Поразительно было то, что никто из них не узнал меня. Я думал, что известен каждому жрецу на Барсуме лично или понаслышке и что меня могут немедленно опознать в любой части планеты. Действительно, я был единственным белым человеком на Марсе с черными волосами и с серыми глазами – за исключением моего сына Карториса.

Объявить свое имя означало бы вызвать немедленное нападение: каждый жрец на Барсуме был моим потенциальным врагом, потому что каждый из них знал, что именно мне обязаны они падением своей вековой власти над душами людей. С другой стороны, моя репутация исключительного бойца могла заставить их пропустить меня.

По правде сказать, я не обманывал себя этой последней надеждой. На воинственном Марсе нет трусов: всякий – будь он джеддак, жрец или простой смертный – гордится каждым поединком, каждым сражением. А потому я крепче обхватил рукоятку меча, когда обратился к Лакору.

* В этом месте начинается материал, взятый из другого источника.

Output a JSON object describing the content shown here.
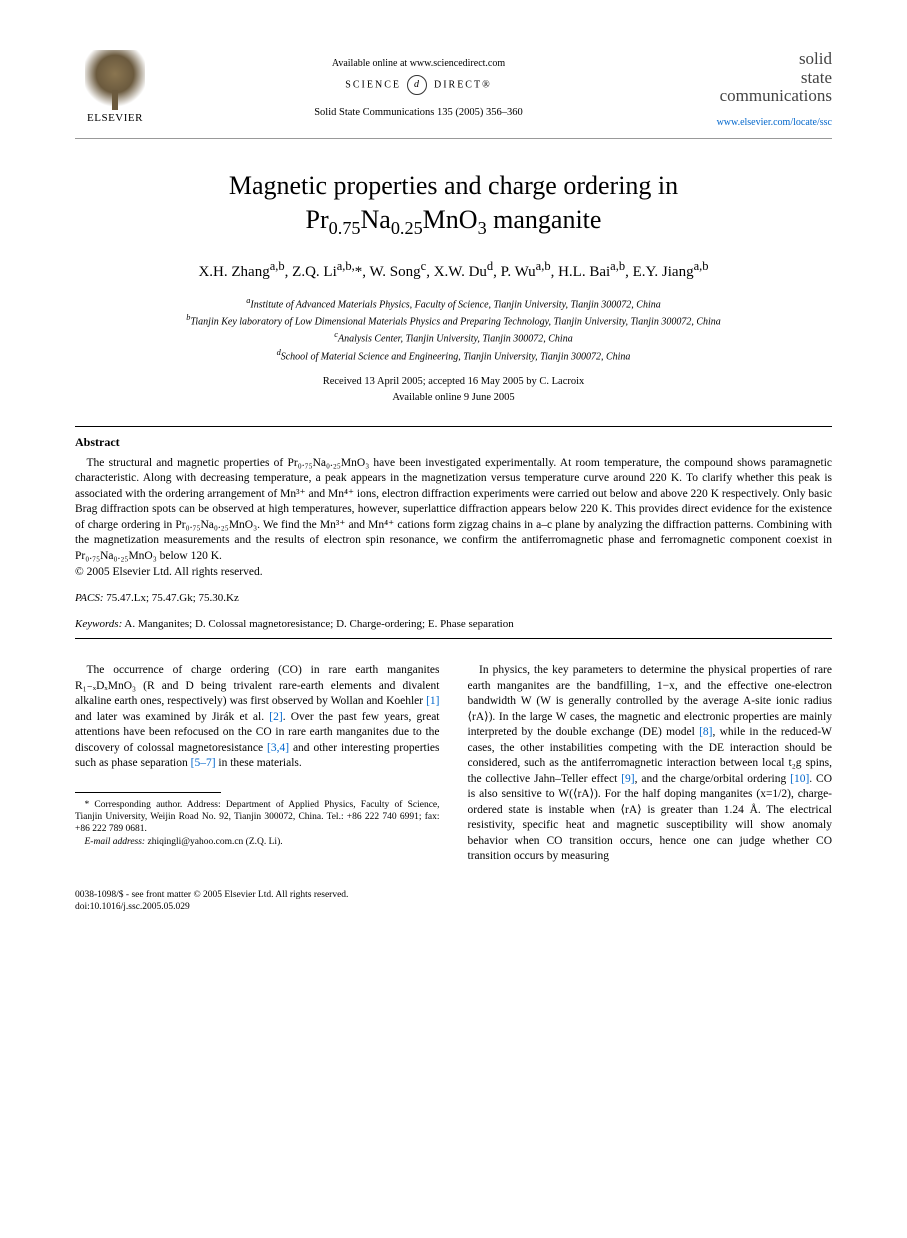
{
  "header": {
    "publisher": "ELSEVIER",
    "available_online": "Available online at www.sciencedirect.com",
    "sd_brand_left": "SCIENCE",
    "sd_brand_right": "DIRECT®",
    "journal_ref": "Solid State Communications 135 (2005) 356–360",
    "journal_name_l1": "solid",
    "journal_name_l2": "state",
    "journal_name_l3": "communications",
    "journal_url": "www.elsevier.com/locate/ssc"
  },
  "title": {
    "line1": "Magnetic properties and charge ordering in",
    "line2_prefix": "Pr",
    "line2_sub1": "0.75",
    "line2_mid1": "Na",
    "line2_sub2": "0.25",
    "line2_mid2": "MnO",
    "line2_sub3": "3",
    "line2_suffix": " manganite"
  },
  "authors_html": "X.H. Zhang<sup>a,b</sup>, Z.Q. Li<sup>a,b,</sup>*, W. Song<sup>c</sup>, X.W. Du<sup>d</sup>, P. Wu<sup>a,b</sup>, H.L. Bai<sup>a,b</sup>, E.Y. Jiang<sup>a,b</sup>",
  "affiliations": {
    "a": "Institute of Advanced Materials Physics, Faculty of Science, Tianjin University, Tianjin 300072, China",
    "b": "Tianjin Key laboratory of Low Dimensional Materials Physics and Preparing Technology, Tianjin University, Tianjin 300072, China",
    "c": "Analysis Center, Tianjin University, Tianjin 300072, China",
    "d": "School of Material Science and Engineering, Tianjin University, Tianjin 300072, China"
  },
  "dates": {
    "received": "Received 13 April 2005; accepted 16 May 2005 by C. Lacroix",
    "online": "Available online 9 June 2005"
  },
  "abstract": {
    "heading": "Abstract",
    "text": "The structural and magnetic properties of Pr₀.₇₅Na₀.₂₅MnO₃ have been investigated experimentally. At room temperature, the compound shows paramagnetic characteristic. Along with decreasing temperature, a peak appears in the magnetization versus temperature curve around 220 K. To clarify whether this peak is associated with the ordering arrangement of Mn³⁺ and Mn⁴⁺ ions, electron diffraction experiments were carried out below and above 220 K respectively. Only basic Brag diffraction spots can be observed at high temperatures, however, superlattice diffraction appears below 220 K. This provides direct evidence for the existence of charge ordering in Pr₀.₇₅Na₀.₂₅MnO₃. We find the Mn³⁺ and Mn⁴⁺ cations form zigzag chains in a–c plane by analyzing the diffraction patterns. Combining with the magnetization measurements and the results of electron spin resonance, we confirm the antiferromagnetic phase and ferromagnetic component coexist in Pr₀.₇₅Na₀.₂₅MnO₃ below 120 K.",
    "copyright": "© 2005 Elsevier Ltd. All rights reserved."
  },
  "pacs": {
    "label": "PACS:",
    "codes": " 75.47.Lx; 75.47.Gk; 75.30.Kz"
  },
  "keywords": {
    "label": "Keywords:",
    "text": " A. Manganites; D. Colossal magnetoresistance; D. Charge-ordering; E. Phase separation"
  },
  "body": {
    "col1_p1": "The occurrence of charge ordering (CO) in rare earth manganites R₁₋ₓDₓMnO₃ (R and D being trivalent rare-earth elements and divalent alkaline earth ones, respectively) was first observed by Wollan and Koehler [1] and later was examined by Jirák et al. [2]. Over the past few years, great attentions have been refocused on the CO in rare earth manganites due to the discovery of colossal magnetoresistance [3,4] and other interesting properties such as phase separation [5–7] in these materials.",
    "col2_p1": "In physics, the key parameters to determine the physical properties of rare earth manganites are the bandfilling, 1−x, and the effective one-electron bandwidth W (W is generally controlled by the average A-site ionic radius ⟨rA⟩). In the large W cases, the magnetic and electronic properties are mainly interpreted by the double exchange (DE) model [8], while in the reduced-W cases, the other instabilities competing with the DE interaction should be considered, such as the antiferromagnetic interaction between local t₂g spins, the collective Jahn–Teller effect [9], and the charge/orbital ordering [10]. CO is also sensitive to W(⟨rA⟩). For the half doping manganites (x=1/2), charge-ordered state is instable when ⟨rA⟩ is greater than 1.24 Å. The electrical resistivity, specific heat and magnetic susceptibility will show anomaly behavior when CO transition occurs, hence one can judge whether CO transition occurs by measuring"
  },
  "footnote": {
    "corresponding": "* Corresponding author. Address: Department of Applied Physics, Faculty of Science, Tianjin University, Weijin Road No. 92, Tianjin 300072, China. Tel.: +86 222 740 6991; fax: +86 222 789 0681.",
    "email_label": "E-mail address:",
    "email": " zhiqingli@yahoo.com.cn (Z.Q. Li)."
  },
  "footer": {
    "line1": "0038-1098/$ - see front matter © 2005 Elsevier Ltd. All rights reserved.",
    "doi": "doi:10.1016/j.ssc.2005.05.029"
  }
}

– Я думаю, вы сами понимаете, что разумнее пропустить меня с миром, – сказал я. – Если вы вступите со мной в бой, то ничего не добьетесь. Вы умрете бесславной смертью в недрах Барсума, а для чего, спрашивается? Чтобы защитить наследственного врага вашей нации Турида, датора перворожденных! А то, что вы умрете, если вздумаете противиться мне – этому порукой бесчисленные трупы великих барсумских воинов, павших от моего меча. Я – Джон Картер, принц Гелиума!

В первую минуту это имя, казалось, парализовало жрецов, а затем младший с громкими проклятиями кинулся на меня с обнаженным мечом.

Во время наших переговоров он стоял немного впереди своего товарища, и теперь Лакор схватил его за пояс и оттащил назад.

– Стой! – прогремел Лакор. – У нас еще будет время сразиться, если мы захотим это сделать. Конечно, каждый жрец на Барсуме жаждет пролить кровь богохульника и святотатца – и причин тому достаточно, но мы не дадим ненависти омрачить наши рассудки. Джон Картер собирается исполнить то, что мы сами за минуту до этого хотели сделать. Так пусть же он пойдет и убьет черного. Мы же останемся здесь и преградим ему путь обратно. Таким образом мы избавимся сразу от двух врагов и вместе с тем не нарушим приказа отца святых жрецов.

Пока он говорил, я заметил коварство в его глазах и, несмотря на видимую логичность его рассуждений, чувствовал, что словами он пытается прикрыть какие-то темные намерения. Второй жрец повернулся к нему, видимо, пораженный, но Лакор шепнул ему что-то на ухо, и он, кивнув головой, спокойно отошел в сторону.

– Иди, Джон Картер, – сказал Лакор. – Но знай, что если Турид тебя не уложит, то здесь будут ждать двое, которые сделают все, чтобы ты никогда больше не увидел света солнца. Иди!

Во время нашего разговора Вула ощетинился, рычал и терся об меня. Иногда он заглядывал мне в глаза и умоляюще выл, как бы прося позволения броситься на врагов. Он тоже чувствовал коварство, скрытое гладкой речью жреца.

В задней части комнаты было несколько дверей, и на одну из них, крайнюю справа, указал Лакор.

– Эта дорога ведет к Туриду, – сказал он.

Но, когда я подозвал Вулу, чтобы отправиться указанным путем, он завыл и не двинулся с места. Затем он быстро перебежал к первой двери налево, остановился и начал лаять, как бы приглашая меня следовать за ним.

Я пытливо взглянул на Лакора и сказал ему:

– Мой пес редко ошибается. Я, конечно, не сомневаюсь в твоей осведомленности, но все же, думаю, будет лучше, если я послушаюсь не тебя, а инстинкта моего пса, которым руководит преданность.

Я усмехнулся, чтобы он знал, что я не доверяю ему.